Mr O'Connor owns 3.5 per cent of the company while Mr Nesbitt and the extended Nesbitt family controls some 15 per cent. Both the Nesbitt and O'Connor families have been associated with Arnotts for generations, with Mr Nesbitt's father, grandfather and great grand father all having been chairman of the group.
Another executive director, Bill Kelly is also seen to be linked to the MBO.
In order to deal with this problem a sub-committee of independent directors was set up early last year to consider the MBO and any approach that might materialise from Carrgran which had also signalled an interest. Once the MBO petered out in the middle of last year the sub-committee was stood down and the issue of considering any bid from Carrgran reverted to the full board.
It would seem pretty clear at this stage that the sub-committee should be reconstituted if the Arnotts board wants to ensure that there is no question of the Carrgran offer being perceived as not getting a fair hearing.
It is also important that the Arnotts pension fund - which owns 12.8 per cent of the company - is seen to have acted independently. The issue here is that Mr Duignan and Mr Kelly are trustees of the fund. Traditionally the pension fund has supported the board and its holding formed part of a defensive strategy put in place by the previous chairman, Tom Toner.
Insiders say only 40 per cent of the fund is managed by outside managers while the remainder is directly invested by the trustees. This unusual approach has proved successful, with the fund currently running a substantial surplus, which has allowed Arnotts take a "holiday" from its pension contributions, saving the company something in the region of €3 million a year.
The Carrgran offer raises a number of specific issues for the fund and it needs to be seen to have considered them and not blindly supported the board. The obvious solution here is for the trustees to appoint independent advisers.
The most obvious reason for the pension fund to reject that offer is that its surplus funds will be raided by the new owners. This would appear to be something of a red herring at this stage. The new owners would only be entitled to half of any surplus "liberated" by them because the other 50 per cent would be distributed to beneficiaries. They would also have to pay tax on the money.
All in all Carrgran could not hope to get its hands on more than €25 million of the €60 million surplus in the fund. When you weigh this up against the €3 million a year in pension fund contributions that the surplus saves the company, it is easy to see why Carrgran has ruled out any raid on the fund.
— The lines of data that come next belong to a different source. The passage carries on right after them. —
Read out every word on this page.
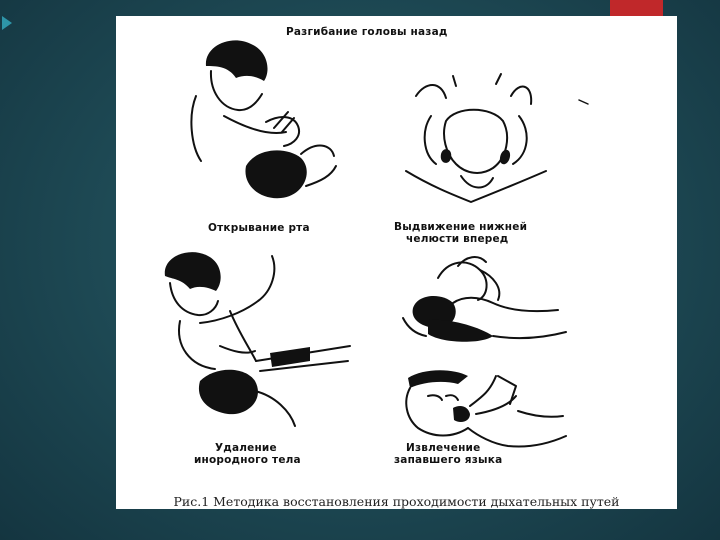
Разгибание головы назад
Открывание рта	Выдвижение нижней
челюсти вперед
Удаление
инородного тела
Извлечение
запавшего языка
Рис.1 Методика восстановления проходимости дыхательных путей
The other issue that the fund trustees need to show they have considered is that the Carrgran offer is a solution to the problems caused by the fund being an investor in Arnotts in the first place. Since the collapse of Robert Maxwell's empire such investments are not considered good practice and there is a move to exclude them from valuations of funds.
It appears, then, that regardless of what happens the pension fund will have to be a net seller of Arnotts shares going forward. What the trustees must consider is whether they will get better value trickling the shares out over the next few years, or accepting the €12.75 currently on offer.
It is not all bad news for the Arnotts board. It is lucky that in Brian Davy and Howard Kilroy they have two very well known and respected non-executive directors that are not seen to be connected to the failed MBO.
Mr Davy is senior partner in stockbrokers J&E Davy and Mr Kilroy a former Smurfit executive and governor of the Bank of Ireland.
Leaving the consideration of the Carrgran bid to a subcommittee based around these two men would go a very long way to quelling any criticism of the Arnotts board's handling of the process. In any case it is time for the two men to start making their presence felt.